Per chi alleva vacche da latte è notorio che l’estate dura un po’ di più rispetto al calendario.
In genere finisce in ottobre, grosso modo.
Nel senso che con la fine di ottobre si comincia a tornare alla normalità nella gestione della stalla e i meccanismi che la regolano, più o meno dissestati nei mesi estivi per il caldo, tornano a funzionare con una certa regolarità e prevedibilità.
Questo capitava in passato, ed era una costante su cui si poteva fare affidamento.
E adesso? Non è più così. Il cambiamento climatico in corso sta cambiando le carte in tavola e la partita da giocare è diversa e più complessa rispetto al passato, quando, peraltro, non era comunque una passeggiata.

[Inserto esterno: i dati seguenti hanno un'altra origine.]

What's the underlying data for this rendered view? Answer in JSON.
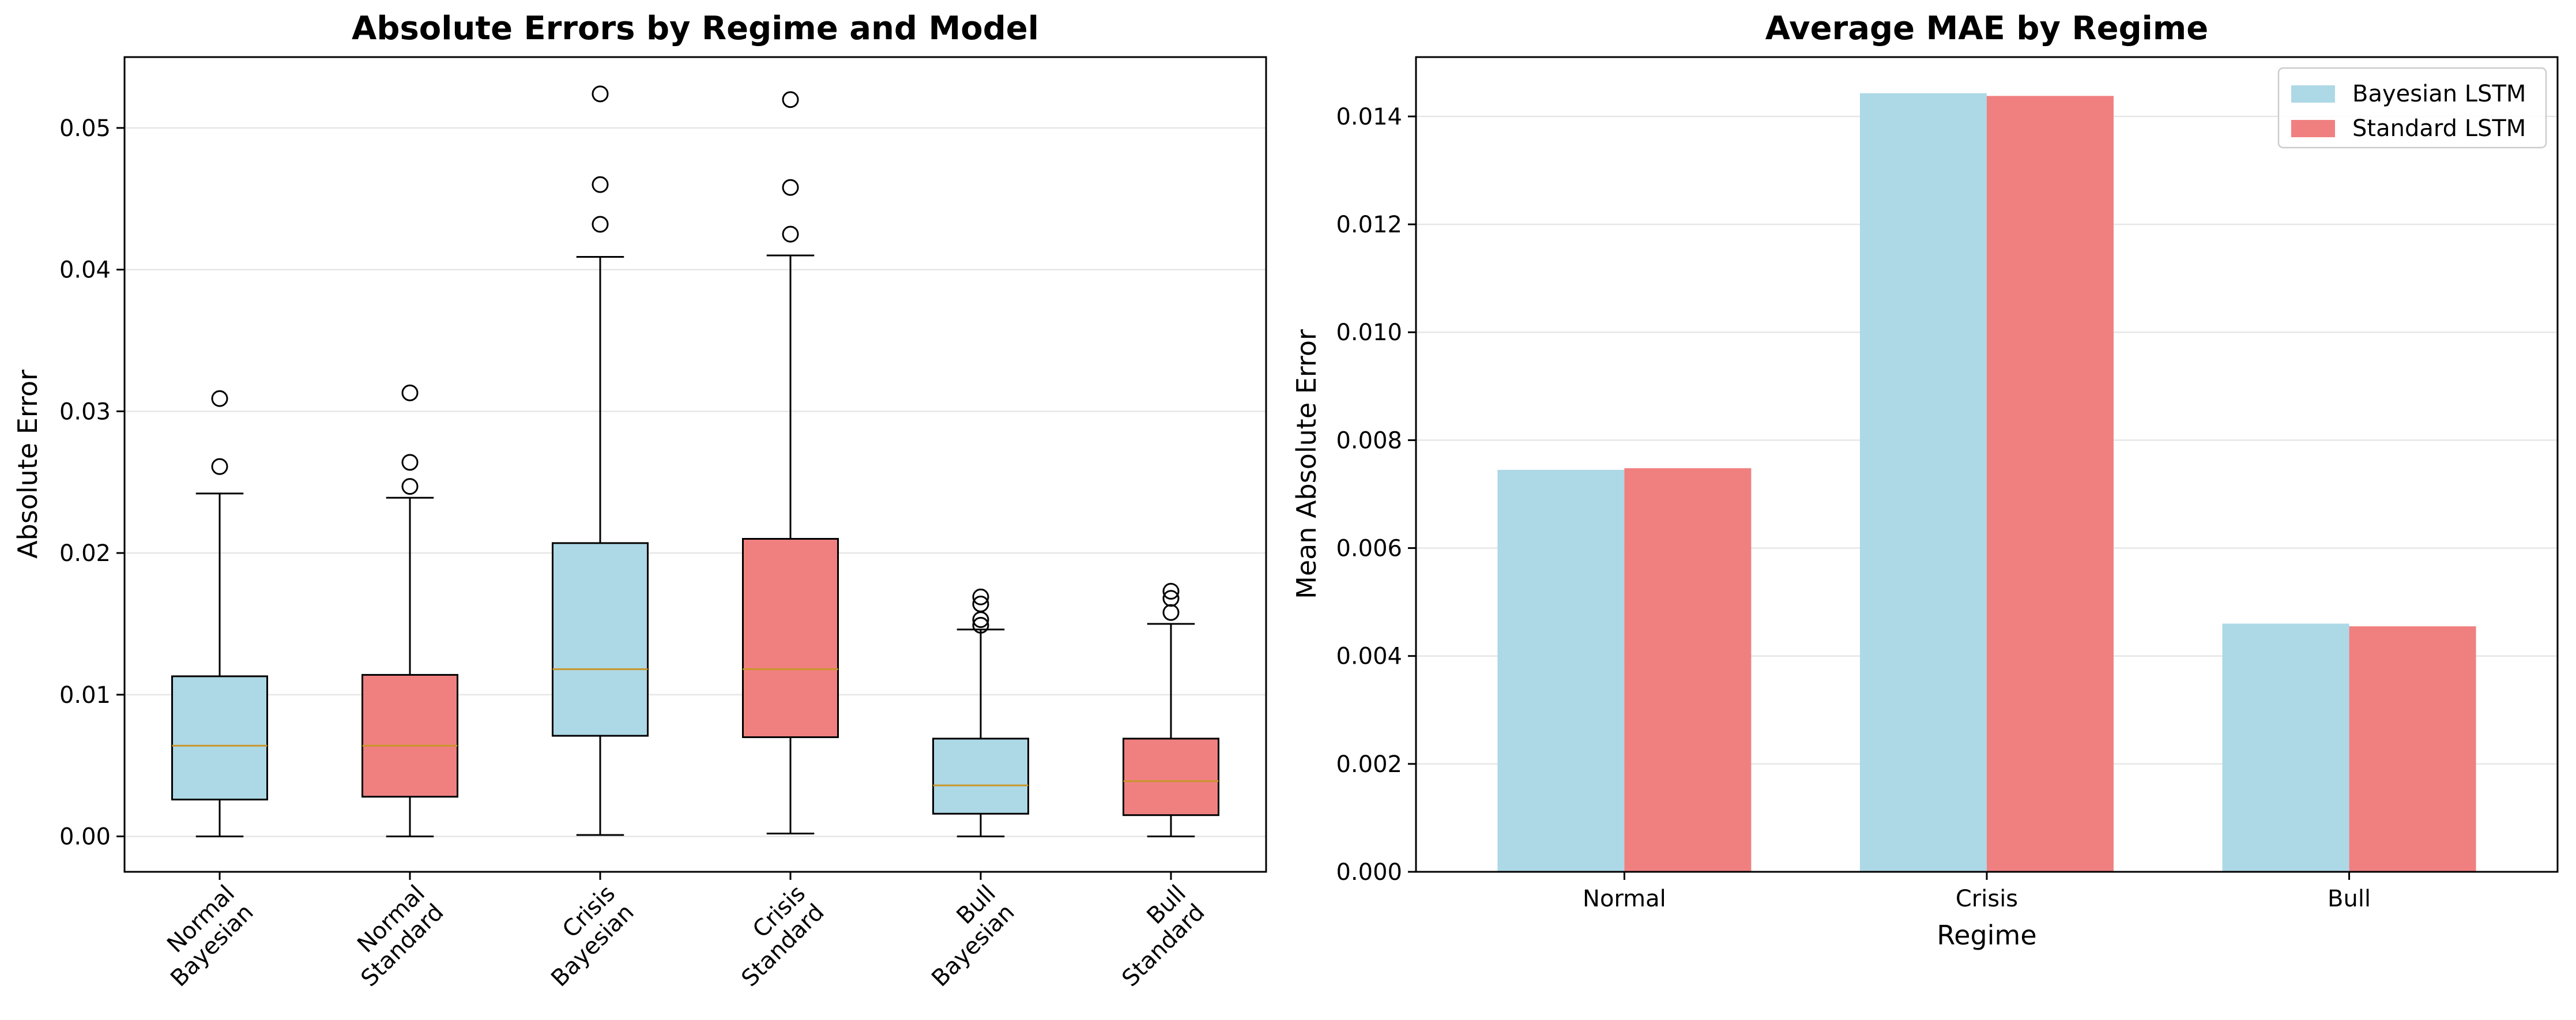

Ora le estati non finiscono più in ottobre, ma vanno molto più in là.
Questo possiamo dire da due anni a questa parte, guarda caso dopo due estati che hanno fatto segnare picchi di caldo notevolissimi e prolungati, abbinati a siccità pesantissime, interrotte solo da limitatissime piogge che non hanno fatto altro che creare situazioni di caldo e umidità pazzesche, difficilmente sperimentate prima.

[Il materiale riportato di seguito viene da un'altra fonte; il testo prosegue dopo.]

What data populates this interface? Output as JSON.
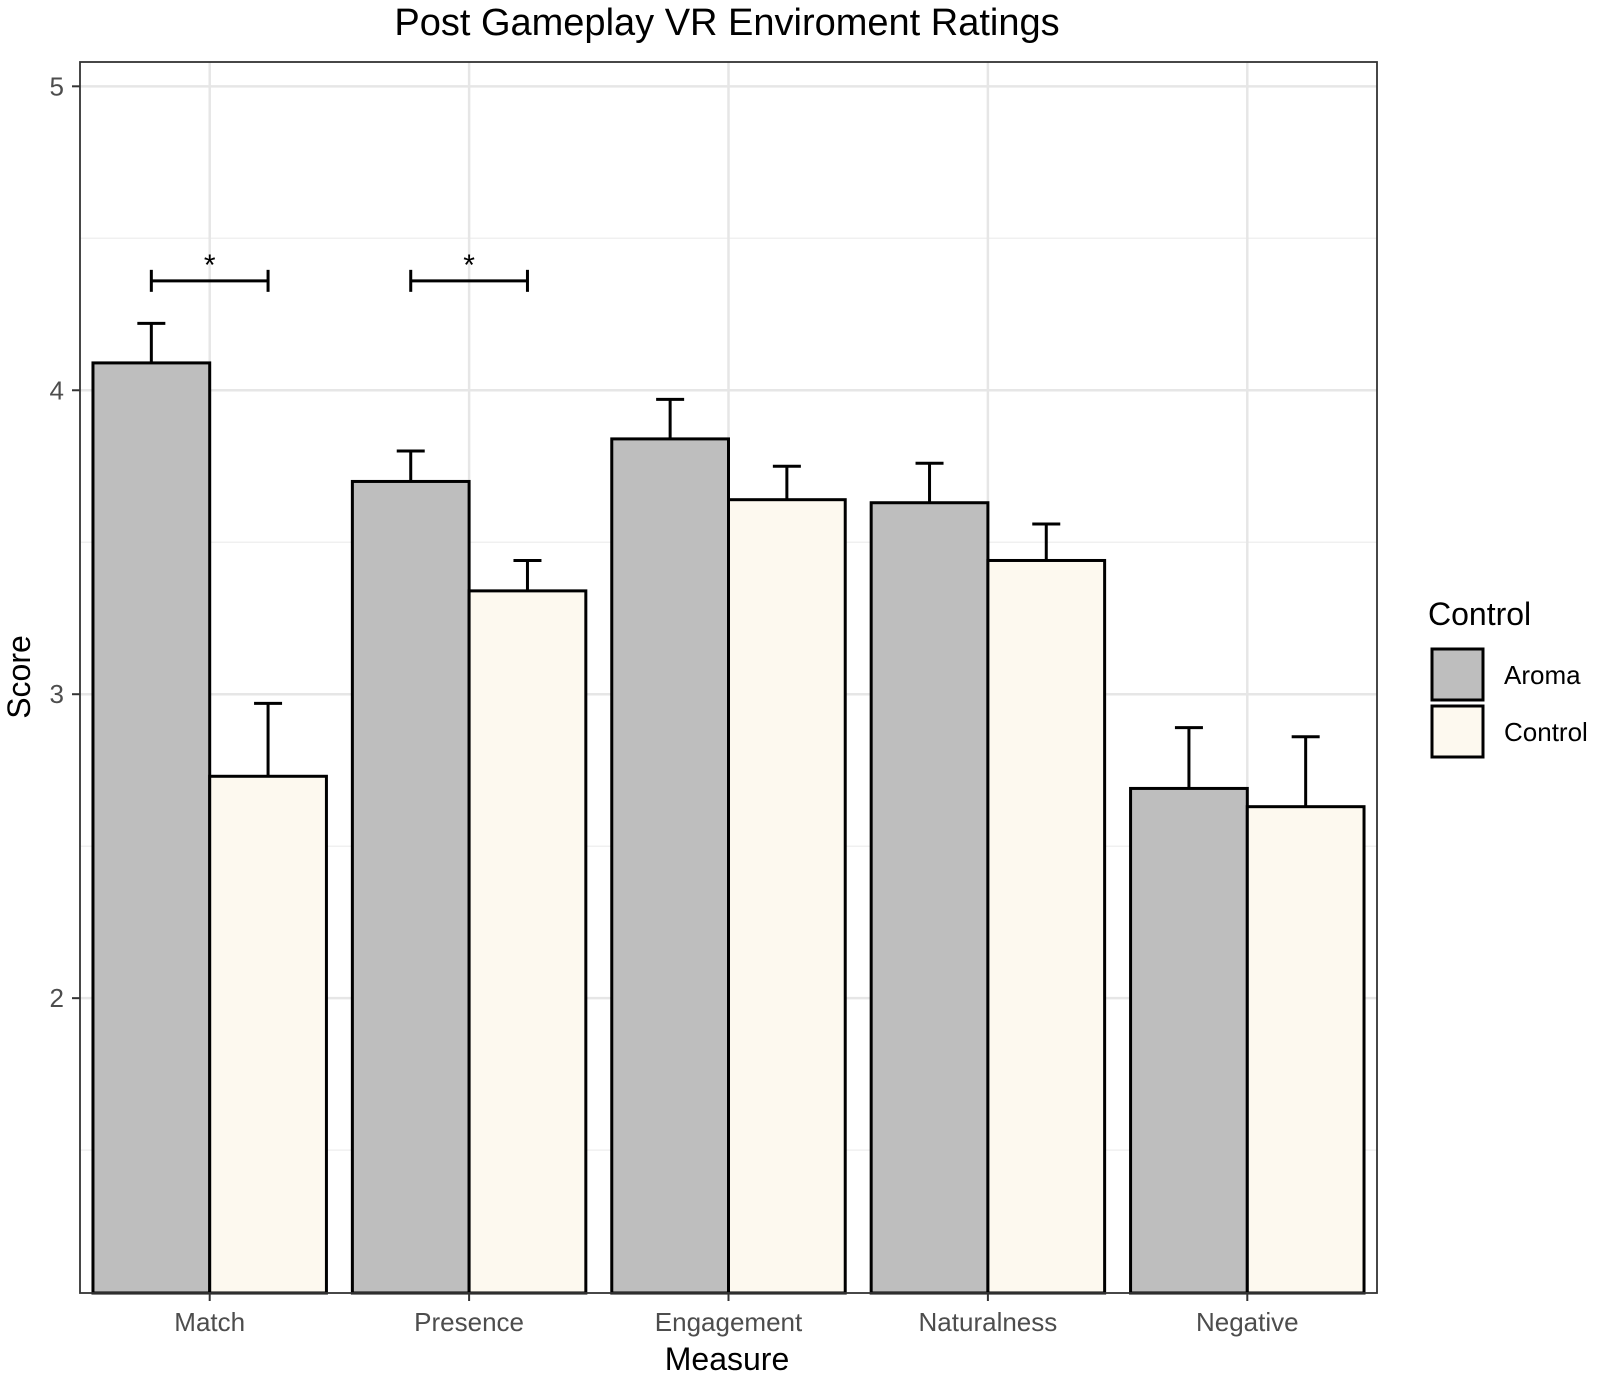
{
  "chart_data": {
    "type": "bar",
    "title": "Post Gameplay VR Enviroment Ratings",
    "xlabel": "Measure",
    "ylabel": "Score",
    "categories": [
      "Match",
      "Presence",
      "Engagement",
      "Naturalness",
      "Negative"
    ],
    "series": [
      {
        "name": "Aroma",
        "color": "#bebebe",
        "values": [
          4.09,
          3.7,
          3.84,
          3.63,
          2.69
        ],
        "error_upper": [
          4.22,
          3.8,
          3.97,
          3.76,
          2.89
        ]
      },
      {
        "name": "Control",
        "color": "#fdf9ef",
        "values": [
          2.73,
          3.34,
          3.64,
          3.44,
          2.63
        ],
        "error_upper": [
          2.97,
          3.44,
          3.75,
          3.56,
          2.86
        ]
      }
    ],
    "ylim": [
      1.03,
      5.08
    ],
    "yticks": [
      2,
      3,
      4,
      5
    ],
    "grid": true,
    "legend": {
      "title": "Control",
      "position": "right"
    },
    "significance": [
      {
        "category": "Match",
        "y": 4.36,
        "label": "*"
      },
      {
        "category": "Presence",
        "y": 4.36,
        "label": "*"
      }
    ]
  }
}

Di conseguenza c’è stato un trascinamento dei problemi innescati nei mesi estivi che è andato ben oltre rispetto al classico mese di ottobre: difficoltà ad ingravidare le vacche, parti complicati, diminuzione delle difese immunitarie, problemi vari di ordine sanitario che si ripresentano dopo anni e anni dalla loro soluzione, che si supponeva definitiva.
Questo è un grosso problema, che impone di considerare come un obbligo sulla strada della sostenibilità dell’impresa tutto ciò che aiuta a ridurre lo stress da caldo delle bovine: ventilazione, docce, aperture, ombreggiamenti, spazi.

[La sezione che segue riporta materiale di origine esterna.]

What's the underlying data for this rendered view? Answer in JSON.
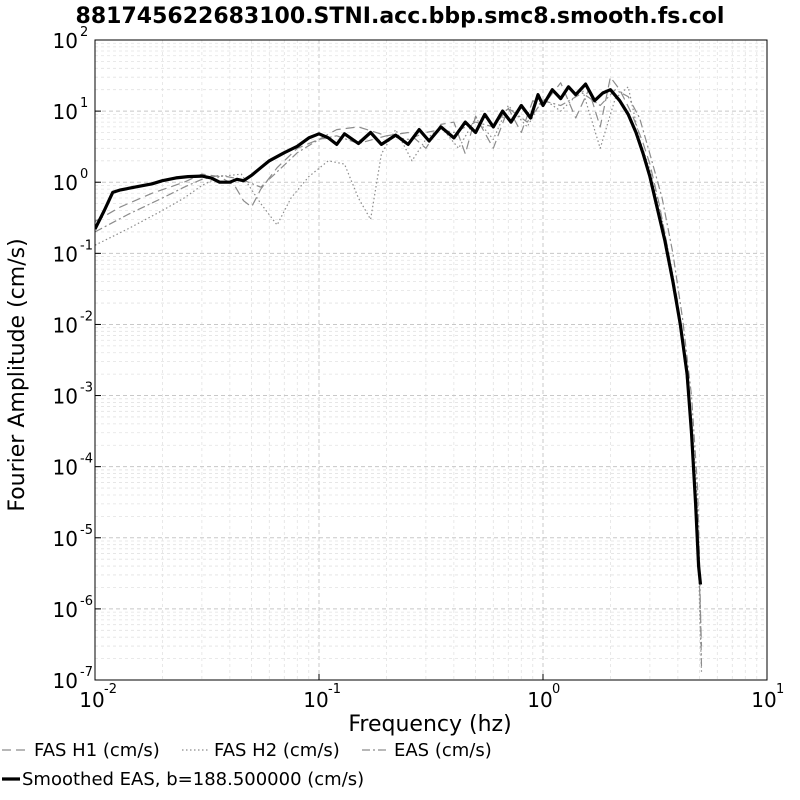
{
  "chart_data": {
    "type": "line",
    "title": "881745622683100.STNI.acc.bbp.smc8.smooth.fs.col",
    "xlabel": "Frequency (hz)",
    "ylabel": "Fourier Amplitude (cm/s)",
    "x_scale": "log",
    "y_scale": "log",
    "xlim": [
      0.01,
      10
    ],
    "ylim": [
      1e-07,
      100
    ],
    "grid": true,
    "legend_position": "bottom",
    "x_ticks": [
      {
        "base": "10",
        "exp": "-2",
        "value": 0.01
      },
      {
        "base": "10",
        "exp": "-1",
        "value": 0.1
      },
      {
        "base": "10",
        "exp": "0",
        "value": 1
      },
      {
        "base": "10",
        "exp": "1",
        "value": 10
      }
    ],
    "y_ticks": [
      {
        "base": "10",
        "exp": "2",
        "value": 100
      },
      {
        "base": "10",
        "exp": "1",
        "value": 10
      },
      {
        "base": "10",
        "exp": "0",
        "value": 1
      },
      {
        "base": "10",
        "exp": "-1",
        "value": 0.1
      },
      {
        "base": "10",
        "exp": "-2",
        "value": 0.01
      },
      {
        "base": "10",
        "exp": "-3",
        "value": 0.001
      },
      {
        "base": "10",
        "exp": "-4",
        "value": 0.0001
      },
      {
        "base": "10",
        "exp": "-5",
        "value": 1e-05
      },
      {
        "base": "10",
        "exp": "-6",
        "value": 1e-06
      },
      {
        "base": "10",
        "exp": "-7",
        "value": 1e-07
      }
    ],
    "series": [
      {
        "name": "FAS H1 (cm/s)",
        "style": "dashed",
        "color": "#8c8c8c",
        "x": [
          0.01,
          0.013,
          0.018,
          0.025,
          0.03,
          0.036,
          0.042,
          0.046,
          0.05,
          0.055,
          0.065,
          0.08,
          0.1,
          0.12,
          0.15,
          0.2,
          0.25,
          0.3,
          0.35,
          0.4,
          0.45,
          0.5,
          0.6,
          0.7,
          0.8,
          0.9,
          1.0,
          1.2,
          1.4,
          1.6,
          1.8,
          2.0,
          2.2,
          2.5,
          2.8,
          3.0,
          3.3,
          3.6,
          4.0,
          4.3,
          4.6,
          4.8,
          5.0,
          5.1
        ],
        "y": [
          0.28,
          0.45,
          0.7,
          1.0,
          1.3,
          1.2,
          0.9,
          0.55,
          0.45,
          0.8,
          1.6,
          3.0,
          4.0,
          5.5,
          6.0,
          4.5,
          5.0,
          3.0,
          6.5,
          7.0,
          2.5,
          8.5,
          3.0,
          11.0,
          5.0,
          14.0,
          12.0,
          25.0,
          8.0,
          20.0,
          6.0,
          30.0,
          20.0,
          9.0,
          3.5,
          1.8,
          0.5,
          0.12,
          0.02,
          0.003,
          0.0003,
          2e-05,
          2e-06,
          3e-07
        ]
      },
      {
        "name": "FAS H2 (cm/s)",
        "style": "dotted",
        "color": "#8c8c8c",
        "x": [
          0.01,
          0.014,
          0.02,
          0.025,
          0.03,
          0.036,
          0.045,
          0.055,
          0.065,
          0.075,
          0.09,
          0.11,
          0.13,
          0.15,
          0.17,
          0.19,
          0.22,
          0.26,
          0.3,
          0.35,
          0.42,
          0.5,
          0.6,
          0.7,
          0.85,
          1.0,
          1.2,
          1.5,
          1.8,
          2.1,
          2.4,
          2.7,
          3.0,
          3.4,
          3.8,
          4.2,
          4.6,
          4.9,
          5.0,
          5.1
        ],
        "y": [
          0.13,
          0.22,
          0.4,
          0.6,
          0.9,
          1.2,
          1.3,
          0.5,
          0.25,
          0.6,
          1.2,
          2.0,
          1.8,
          0.6,
          0.3,
          2.5,
          5.5,
          2.0,
          4.0,
          6.0,
          3.0,
          8.0,
          4.0,
          12.0,
          6.0,
          15.0,
          10.0,
          20.0,
          3.0,
          15.0,
          22.0,
          4.0,
          1.5,
          0.3,
          0.05,
          0.006,
          0.0005,
          3e-05,
          1e-06,
          1.3e-07
        ]
      },
      {
        "name": "EAS (cm/s)",
        "style": "dashdot",
        "color": "#8c8c8c",
        "x": [
          0.01,
          0.014,
          0.02,
          0.025,
          0.03,
          0.036,
          0.045,
          0.055,
          0.065,
          0.08,
          0.1,
          0.12,
          0.15,
          0.2,
          0.25,
          0.3,
          0.35,
          0.4,
          0.5,
          0.6,
          0.7,
          0.85,
          1.0,
          1.2,
          1.5,
          1.8,
          2.1,
          2.4,
          2.7,
          3.0,
          3.4,
          3.8,
          4.2,
          4.6,
          4.9,
          5.0,
          5.1
        ],
        "y": [
          0.2,
          0.35,
          0.6,
          0.85,
          1.1,
          1.25,
          1.1,
          0.85,
          1.4,
          2.6,
          4.0,
          4.5,
          3.5,
          4.5,
          4.0,
          5.0,
          5.5,
          5.0,
          7.0,
          6.0,
          11.0,
          7.0,
          14.0,
          12.0,
          18.0,
          12.0,
          20.0,
          16.0,
          8.0,
          2.5,
          0.6,
          0.1,
          0.012,
          0.001,
          5e-05,
          4e-06,
          1.5e-07
        ]
      },
      {
        "name": "Smoothed EAS, b=188.500000 (cm/s)",
        "style": "solid-thick",
        "color": "#000000",
        "x": [
          0.01,
          0.011,
          0.012,
          0.013,
          0.015,
          0.018,
          0.02,
          0.023,
          0.026,
          0.03,
          0.033,
          0.036,
          0.04,
          0.043,
          0.046,
          0.05,
          0.055,
          0.06,
          0.07,
          0.08,
          0.09,
          0.1,
          0.11,
          0.12,
          0.13,
          0.15,
          0.17,
          0.19,
          0.22,
          0.25,
          0.28,
          0.31,
          0.35,
          0.4,
          0.45,
          0.5,
          0.55,
          0.6,
          0.66,
          0.72,
          0.8,
          0.88,
          0.95,
          1.0,
          1.1,
          1.2,
          1.3,
          1.4,
          1.55,
          1.7,
          1.85,
          2.0,
          2.2,
          2.4,
          2.6,
          2.8,
          3.0,
          3.2,
          3.5,
          3.8,
          4.1,
          4.4,
          4.6,
          4.8,
          4.95,
          5.05
        ],
        "y": [
          0.22,
          0.4,
          0.72,
          0.78,
          0.85,
          0.95,
          1.05,
          1.15,
          1.2,
          1.22,
          1.15,
          1.0,
          1.0,
          1.1,
          1.05,
          1.25,
          1.6,
          2.0,
          2.6,
          3.2,
          4.2,
          4.8,
          4.2,
          3.4,
          4.8,
          3.5,
          5.0,
          3.4,
          4.6,
          3.4,
          5.5,
          3.8,
          6.0,
          4.2,
          7.0,
          5.0,
          9.0,
          6.0,
          10.0,
          7.0,
          12.0,
          8.0,
          17.0,
          12.0,
          20.0,
          15.0,
          22.0,
          17.0,
          24.0,
          14.0,
          18.0,
          20.0,
          14.0,
          9.0,
          5.0,
          2.5,
          1.2,
          0.5,
          0.15,
          0.04,
          0.01,
          0.002,
          0.0003,
          3e-05,
          4e-06,
          2.2e-06
        ]
      }
    ]
  }
}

Le strade sono queste, anche se gli effetti cambiano in base alla capacità di individuare i punti di maggiore criticità da correggere e di fare un buon lavoro, in termini di attrezzatura utilizzata e correttezza di posizionamento e installazione.
Quello che è certo è che non ci son più le estati di una volta. Quando finivano a ottobre.